Günümüzün dijital çağında, “kusursuz” görünmek neredeyse bir toplumsal beklenti hâline geldi. Artık sanki selülitlerimizle ya da kaz ayaklarımızla görünmemiz bir suçmuş gibi... Sanki yaş almak, hayatı yaşamak değil de bir ‘eksiklik’miş gibi sunuluyor.

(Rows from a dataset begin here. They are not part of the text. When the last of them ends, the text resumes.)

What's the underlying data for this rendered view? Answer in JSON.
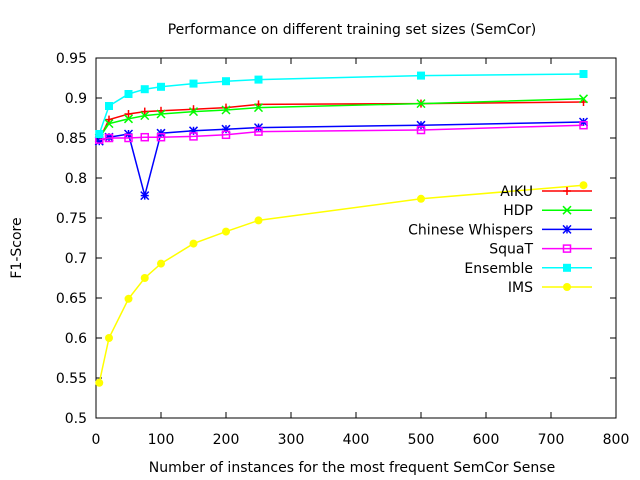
{
  "chart_data": {
    "type": "line",
    "title": "Performance on different training set sizes (SemCor)",
    "xlabel": "Number of instances for the most frequent SemCor Sense",
    "ylabel": "F1-Score",
    "xlim": [
      0,
      800
    ],
    "ylim": [
      0.5,
      0.95
    ],
    "x_ticks": [
      0,
      100,
      200,
      300,
      400,
      500,
      600,
      700,
      800
    ],
    "x_tick_labels": [
      "0",
      "100",
      "200",
      "300",
      "400",
      "500",
      "600",
      "700",
      "800"
    ],
    "y_ticks": [
      0.5,
      0.55,
      0.6,
      0.65,
      0.7,
      0.75,
      0.8,
      0.85,
      0.9,
      0.95
    ],
    "y_tick_labels": [
      "0.5",
      "0.55",
      "0.6",
      "0.65",
      "0.7",
      "0.75",
      "0.8",
      "0.85",
      "0.9",
      "0.95"
    ],
    "grid": false,
    "legend_position": "right",
    "x": [
      5,
      20,
      50,
      75,
      100,
      150,
      200,
      250,
      500,
      750
    ],
    "series": [
      {
        "name": "AIKU",
        "color": "#ff0000",
        "marker": "plus",
        "values": [
          0.848,
          0.873,
          0.88,
          0.883,
          0.884,
          0.886,
          0.888,
          0.892,
          0.893,
          0.895
        ]
      },
      {
        "name": "HDP",
        "color": "#00ff00",
        "marker": "cross",
        "values": [
          0.85,
          0.868,
          0.874,
          0.878,
          0.88,
          0.883,
          0.885,
          0.888,
          0.893,
          0.899
        ]
      },
      {
        "name": "Chinese Whispers",
        "color": "#0000ff",
        "marker": "star",
        "values": [
          0.846,
          0.851,
          0.855,
          0.778,
          0.856,
          0.859,
          0.861,
          0.863,
          0.866,
          0.87
        ]
      },
      {
        "name": "SquaT",
        "color": "#ff00ff",
        "marker": "box",
        "values": [
          0.848,
          0.85,
          0.85,
          0.851,
          0.851,
          0.852,
          0.854,
          0.858,
          0.86,
          0.866
        ]
      },
      {
        "name": "Ensemble",
        "color": "#00ffff",
        "marker": "filled-box",
        "values": [
          0.855,
          0.89,
          0.905,
          0.911,
          0.914,
          0.918,
          0.921,
          0.923,
          0.928,
          0.93
        ]
      },
      {
        "name": "IMS",
        "color": "#ffff00",
        "marker": "filled-circle",
        "values": [
          0.544,
          0.6,
          0.649,
          0.675,
          0.693,
          0.718,
          0.733,
          0.747,
          0.774,
          0.791
        ]
      }
    ]
  }
}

Medikal estetik uygulamaları, hiç olmadığı kadar yaygın ve erişilebilir. Elbette bu ilerlemelerin bir yönüyle hayat kalitemizi artırdığı da bir gerçek. Kendini iyi hissetmek için yapılan dokunuşlara kimse karşı çıkmıyor. Çünkü herkesin kendini sağlıklı, canlı ve güzel hissetme hakkı var. Ancak bu denklemde sıkça unuttuğumuz başka bir hak daha var: Yaşlanma hakkı.

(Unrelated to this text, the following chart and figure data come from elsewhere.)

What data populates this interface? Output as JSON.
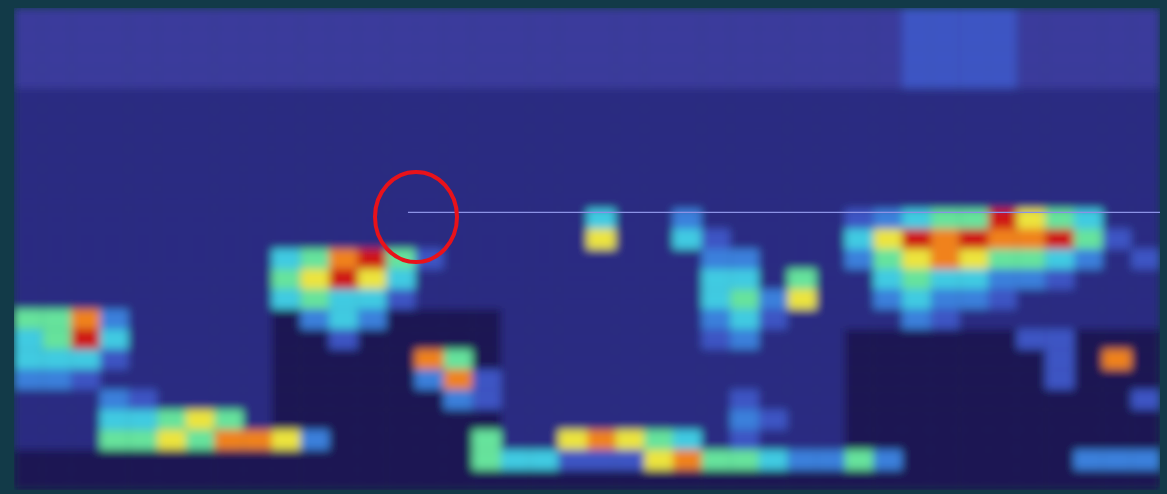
{
  "chart_data": {
    "type": "heatmap",
    "tick_labels": false,
    "xlim": [
      0,
      40
    ],
    "ylim": [
      0,
      24
    ],
    "zlim": [
      0,
      9
    ],
    "line": {
      "x": [
        13.75,
        40
      ],
      "y": 10.15
    },
    "cells": [
      [
        2,
        2,
        2,
        2,
        2,
        2,
        2,
        2,
        2,
        2,
        2,
        2,
        2,
        2,
        2,
        2,
        2,
        2,
        2,
        2,
        2,
        2,
        2,
        2,
        2,
        2,
        2,
        2,
        2,
        2,
        2,
        3,
        3,
        3,
        3,
        2,
        2,
        2,
        2,
        2
      ],
      [
        2,
        2,
        2,
        2,
        2,
        2,
        2,
        2,
        2,
        2,
        2,
        2,
        2,
        2,
        2,
        2,
        2,
        2,
        2,
        2,
        2,
        2,
        2,
        2,
        2,
        2,
        2,
        2,
        2,
        2,
        2,
        3,
        3,
        3,
        3,
        2,
        2,
        2,
        2,
        2
      ],
      [
        2,
        2,
        2,
        2,
        2,
        2,
        2,
        2,
        2,
        2,
        2,
        2,
        2,
        2,
        2,
        2,
        2,
        2,
        2,
        2,
        2,
        2,
        2,
        2,
        2,
        2,
        2,
        2,
        2,
        2,
        2,
        3,
        3,
        3,
        3,
        2,
        2,
        2,
        2,
        2
      ],
      [
        2,
        2,
        2,
        2,
        2,
        2,
        2,
        2,
        2,
        2,
        2,
        2,
        2,
        2,
        2,
        2,
        2,
        2,
        2,
        2,
        2,
        2,
        2,
        2,
        2,
        2,
        2,
        2,
        2,
        2,
        2,
        3,
        3,
        3,
        3,
        2,
        2,
        2,
        2,
        2
      ],
      [
        1,
        1,
        1,
        1,
        1,
        1,
        1,
        1,
        1,
        1,
        1,
        1,
        1,
        1,
        1,
        1,
        1,
        1,
        1,
        1,
        1,
        1,
        1,
        1,
        1,
        1,
        1,
        1,
        1,
        1,
        1,
        1,
        1,
        1,
        1,
        1,
        1,
        1,
        1,
        1
      ],
      [
        1,
        1,
        1,
        1,
        1,
        1,
        1,
        1,
        1,
        1,
        1,
        1,
        1,
        1,
        1,
        1,
        1,
        1,
        1,
        1,
        1,
        1,
        1,
        1,
        1,
        1,
        1,
        1,
        1,
        1,
        1,
        1,
        1,
        1,
        1,
        1,
        1,
        1,
        1,
        1
      ],
      [
        1,
        1,
        1,
        1,
        1,
        1,
        1,
        1,
        1,
        1,
        1,
        1,
        1,
        1,
        1,
        1,
        1,
        1,
        1,
        1,
        1,
        1,
        1,
        1,
        1,
        1,
        1,
        1,
        1,
        1,
        1,
        1,
        1,
        1,
        1,
        1,
        1,
        1,
        1,
        1
      ],
      [
        1,
        1,
        1,
        1,
        1,
        1,
        1,
        1,
        1,
        1,
        1,
        1,
        1,
        1,
        1,
        1,
        1,
        1,
        1,
        1,
        1,
        1,
        1,
        1,
        1,
        1,
        1,
        1,
        1,
        1,
        1,
        1,
        1,
        1,
        1,
        1,
        1,
        1,
        1,
        1
      ],
      [
        1,
        1,
        1,
        1,
        1,
        1,
        1,
        1,
        1,
        1,
        1,
        1,
        1,
        1,
        1,
        1,
        1,
        1,
        1,
        1,
        1,
        1,
        1,
        1,
        1,
        1,
        1,
        1,
        1,
        1,
        1,
        1,
        1,
        1,
        1,
        1,
        1,
        1,
        1,
        1
      ],
      [
        1,
        1,
        1,
        1,
        1,
        1,
        1,
        1,
        1,
        1,
        1,
        1,
        1,
        1,
        1,
        1,
        1,
        1,
        1,
        1,
        1,
        1,
        1,
        1,
        1,
        1,
        1,
        1,
        1,
        1,
        1,
        1,
        1,
        1,
        1,
        1,
        1,
        1,
        1,
        1
      ],
      [
        1,
        1,
        1,
        1,
        1,
        1,
        1,
        1,
        1,
        1,
        1,
        1,
        1,
        1,
        1,
        1,
        1,
        1,
        1,
        1,
        5,
        1,
        1,
        4,
        1,
        1,
        1,
        1,
        1,
        3,
        4,
        5,
        6,
        6,
        9,
        7,
        6,
        5,
        1,
        1
      ],
      [
        1,
        1,
        1,
        1,
        1,
        1,
        1,
        1,
        1,
        1,
        1,
        1,
        1,
        1,
        1,
        1,
        1,
        1,
        1,
        1,
        7,
        1,
        1,
        5,
        3,
        1,
        1,
        1,
        1,
        5,
        7,
        9,
        8,
        9,
        8,
        8,
        9,
        6,
        3,
        1
      ],
      [
        1,
        1,
        1,
        1,
        1,
        1,
        1,
        1,
        1,
        5,
        6,
        8,
        9,
        6,
        3,
        1,
        1,
        1,
        1,
        1,
        1,
        1,
        1,
        1,
        4,
        4,
        1,
        1,
        1,
        4,
        6,
        7,
        8,
        7,
        6,
        6,
        5,
        4,
        1,
        3
      ],
      [
        1,
        1,
        1,
        1,
        1,
        1,
        1,
        1,
        1,
        6,
        7,
        9,
        7,
        5,
        1,
        1,
        1,
        1,
        1,
        1,
        1,
        1,
        1,
        1,
        5,
        5,
        1,
        6,
        1,
        1,
        5,
        6,
        5,
        5,
        4,
        4,
        3,
        1,
        1,
        1
      ],
      [
        1,
        1,
        1,
        1,
        1,
        1,
        1,
        1,
        1,
        5,
        6,
        5,
        5,
        3,
        1,
        1,
        1,
        1,
        1,
        1,
        1,
        1,
        1,
        1,
        5,
        6,
        4,
        7,
        1,
        1,
        4,
        5,
        4,
        4,
        3,
        1,
        1,
        1,
        1,
        1
      ],
      [
        6,
        6,
        8,
        4,
        1,
        1,
        1,
        1,
        1,
        0,
        4,
        5,
        4,
        0,
        0,
        0,
        0,
        1,
        1,
        1,
        1,
        1,
        1,
        1,
        4,
        5,
        3,
        1,
        1,
        1,
        1,
        4,
        3,
        1,
        1,
        1,
        1,
        1,
        1,
        1
      ],
      [
        5,
        6,
        9,
        5,
        1,
        1,
        1,
        1,
        1,
        0,
        0,
        3,
        0,
        0,
        0,
        0,
        0,
        1,
        1,
        1,
        1,
        1,
        1,
        1,
        3,
        4,
        1,
        1,
        1,
        0,
        0,
        0,
        0,
        0,
        0,
        3,
        3,
        0,
        0,
        0
      ],
      [
        5,
        5,
        5,
        3,
        1,
        1,
        1,
        1,
        1,
        0,
        0,
        0,
        0,
        0,
        8,
        6,
        0,
        1,
        1,
        1,
        1,
        1,
        1,
        1,
        1,
        1,
        1,
        1,
        1,
        0,
        0,
        0,
        0,
        0,
        0,
        0,
        3,
        0,
        8,
        0
      ],
      [
        4,
        4,
        3,
        1,
        1,
        1,
        1,
        1,
        1,
        0,
        0,
        0,
        0,
        0,
        4,
        8,
        3,
        1,
        1,
        1,
        1,
        1,
        1,
        1,
        1,
        1,
        1,
        1,
        1,
        0,
        0,
        0,
        0,
        0,
        0,
        0,
        3,
        0,
        0,
        0
      ],
      [
        1,
        1,
        1,
        4,
        3,
        1,
        1,
        1,
        1,
        0,
        0,
        0,
        0,
        0,
        0,
        4,
        3,
        1,
        1,
        1,
        1,
        1,
        1,
        1,
        1,
        3,
        1,
        1,
        1,
        0,
        0,
        0,
        0,
        0,
        0,
        0,
        0,
        0,
        0,
        3
      ],
      [
        1,
        1,
        1,
        5,
        5,
        6,
        7,
        6,
        1,
        0,
        0,
        0,
        0,
        0,
        0,
        0,
        0,
        1,
        1,
        1,
        1,
        1,
        1,
        1,
        1,
        4,
        3,
        1,
        1,
        0,
        0,
        0,
        0,
        0,
        0,
        0,
        0,
        0,
        0,
        0
      ],
      [
        1,
        1,
        1,
        6,
        6,
        7,
        6,
        8,
        8,
        7,
        4,
        0,
        0,
        0,
        0,
        0,
        6,
        1,
        1,
        7,
        8,
        7,
        6,
        5,
        1,
        3,
        1,
        1,
        1,
        0,
        0,
        0,
        0,
        0,
        0,
        0,
        0,
        0,
        0,
        0
      ],
      [
        0,
        0,
        0,
        0,
        0,
        0,
        0,
        0,
        0,
        0,
        0,
        0,
        0,
        0,
        0,
        0,
        6,
        5,
        5,
        3,
        3,
        3,
        7,
        8,
        6,
        6,
        5,
        4,
        4,
        6,
        4,
        0,
        0,
        0,
        0,
        0,
        0,
        4,
        4,
        4
      ],
      [
        0,
        0,
        0,
        0,
        0,
        0,
        0,
        0,
        0,
        0,
        0,
        0,
        0,
        0,
        0,
        0,
        0,
        0,
        0,
        0,
        0,
        0,
        0,
        0,
        0,
        0,
        0,
        0,
        0,
        0,
        0,
        0,
        0,
        0,
        0,
        0,
        0,
        0,
        0,
        0
      ]
    ]
  }
}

Medikal Estetiğin Kısa Tarihi
Medikal estetik, ilk olarak 1970’li yıllarda botulinum toksinin (botoks) kas spazmlarını tedavi etmekte kullanılmasıyla tıpta kendine yer buldu. Ancak bu maddenin kırışıklıkları geçici olarak düzeltme etkisi fark edilince, estetik dünyasında yeni bir çağ başlamış oldu. Ardından dolgu maddeleri, lazer teknolojileri, cilt gençleştirme yöntemleri derken estetik tıp, büyük bir endüstriye dönüştü.

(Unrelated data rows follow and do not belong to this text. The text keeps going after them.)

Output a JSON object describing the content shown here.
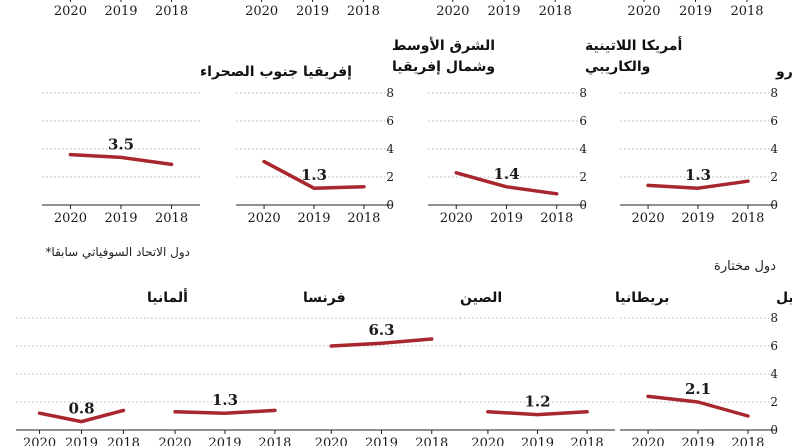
{
  "note": "*دول الاتحاد السوفياتي سابقا",
  "section_title": "دول مختارة",
  "x_ticks": [
    "2020",
    "2019",
    "2018"
  ],
  "y_ticks": [
    "0",
    "2",
    "4",
    "6",
    "8"
  ],
  "colors": {
    "line": "#a8262e",
    "grid": "#9a9a9a",
    "axis": "#222222"
  },
  "chart_data": [
    {
      "type": "line",
      "title": "",
      "categories": [
        "2020",
        "2019",
        "2018"
      ],
      "values": [
        null,
        null,
        null
      ],
      "ylim": [
        0,
        8
      ]
    },
    {
      "type": "line",
      "title": "",
      "categories": [
        "2020",
        "2019",
        "2018"
      ],
      "values": [
        null,
        null,
        null
      ],
      "ylim": [
        0,
        8
      ]
    },
    {
      "type": "line",
      "title": "",
      "categories": [
        "2020",
        "2019",
        "2018"
      ],
      "values": [
        null,
        null,
        null
      ],
      "ylim": [
        0,
        8
      ]
    },
    {
      "type": "line",
      "title": "",
      "categories": [
        "2020",
        "2019",
        "2018"
      ],
      "values": [
        null,
        null,
        null
      ],
      "ylim": [
        0,
        8
      ]
    },
    {
      "type": "line",
      "title": "منطقة اليورو",
      "categories": [
        "2020",
        "2019",
        "2018"
      ],
      "values": [
        1.4,
        1.2,
        1.7
      ],
      "label": "1.3",
      "ylim": [
        0,
        8
      ]
    },
    {
      "type": "line",
      "title": [
        "أمريكا اللاتينية",
        "والكاريبي"
      ],
      "categories": [
        "2020",
        "2019",
        "2018"
      ],
      "values": [
        2.3,
        1.3,
        0.8
      ],
      "label": "1.4",
      "ylim": [
        0,
        8
      ]
    },
    {
      "type": "line",
      "title": [
        "الشرق الأوسط",
        "وشمال إفريقيا"
      ],
      "categories": [
        "2020",
        "2019",
        "2018"
      ],
      "values": [
        3.1,
        1.2,
        1.3
      ],
      "label": "1.3",
      "ylim": [
        0,
        8
      ]
    },
    {
      "type": "line",
      "title": "إفريقيا جنوب الصحراء",
      "categories": [
        "2020",
        "2019",
        "2018"
      ],
      "values": [
        3.6,
        3.4,
        2.9
      ],
      "label": "3.5",
      "ylim": [
        0,
        8
      ]
    },
    {
      "type": "line",
      "title": "البرازيل",
      "categories": [
        "2020",
        "2019",
        "2018"
      ],
      "values": [
        2.4,
        2.0,
        1.0
      ],
      "label": "2.1",
      "ylim": [
        0,
        8
      ]
    },
    {
      "type": "line",
      "title": "بريطانيا",
      "categories": [
        "2020",
        "2019",
        "2018"
      ],
      "values": [
        1.3,
        1.1,
        1.3
      ],
      "label": "1.2",
      "ylim": [
        0,
        8
      ]
    },
    {
      "type": "line",
      "title": "الصين",
      "categories": [
        "2020",
        "2019",
        "2018"
      ],
      "values": [
        6.0,
        6.2,
        6.5
      ],
      "label": "6.3",
      "ylim": [
        0,
        8
      ]
    },
    {
      "type": "line",
      "title": "فرنسا",
      "categories": [
        "2020",
        "2019",
        "2018"
      ],
      "values": [
        1.3,
        1.2,
        1.4
      ],
      "label": "1.3",
      "ylim": [
        0,
        8
      ]
    },
    {
      "type": "line",
      "title": "ألمانيا",
      "categories": [
        "2020",
        "2019",
        "2018"
      ],
      "values": [
        1.2,
        0.6,
        1.4
      ],
      "label": "0.8",
      "ylim": [
        0,
        8
      ]
    }
  ]
}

Bugün gelinen noktada medikal estetik sadece bir lüks değil, bazen bir norm haline geldi. Bu normlar ise çoğu zaman dijital platformlar, influencer kültürü ve kusursuz beden dayatmalarıyla şekilleniyor. 20’li yaşlarında bile “baby botox” yaptıran bir nesil var artık. Henüz yaşlanmadan, yaşlanma korkusuyla tanışıyoruz.

Sağlıklı Olmak da Hakkımız, Yaşlanmak da
Peki, neden yaşlanmak bu kadar korkutucu hale geldi? Kendini sevmek; sadece genç, diri ve “ideal” olduğumuz halimizi değil, değişen ve dönüşen halimizi de kabul etmeyi içerir. Belki de gerçek özgürlük hem gençliğimizi hem yaşlılığımızı sahiplenebilmektir. Estetik gelişmeler harika araçlar olabilir ama asla varlığımızın ölçütü olmamalı. Kendimizi değiştirme özgürlüğümüz kadar, kendimiz olarak kalma hakkımız da var.
Son söz olarak, güzellik, sadece pürüzsüz bir ciltte ya da simetrik hatlarda değil; insanın kendini kabul edişinde, yaşadığı her anın izini onurla taşımasında gizlidir. Evet, bilim bize mucizeler sunuyor, teknolojiler bizi yıllara karşı destekliyor. Ama asıl mucize, aynaya baktığınızda sadece dışını değil, içindeki gücü, zarafeti ve hayatla kurduğun o derin bağı görebilmekte.
Yaşlanmak bir eksiklik değil, hayatın en asil başarılarından biridir. Ve unutmayın; kırışıklıklar, yalnızca zamanın değil, gülümsediğiniz anların, yaşadığınız duyguların imzasıdır. İster dokunuşlarla destekleyin ister olduğu gibi kabullenin… Seçim sizin. Ama her koşulda, kendiniz olmayı kutlamaktan asla vazgeçmeyin.
Çünkü en estetik halimiz; kendimize olan şefkatimizdir.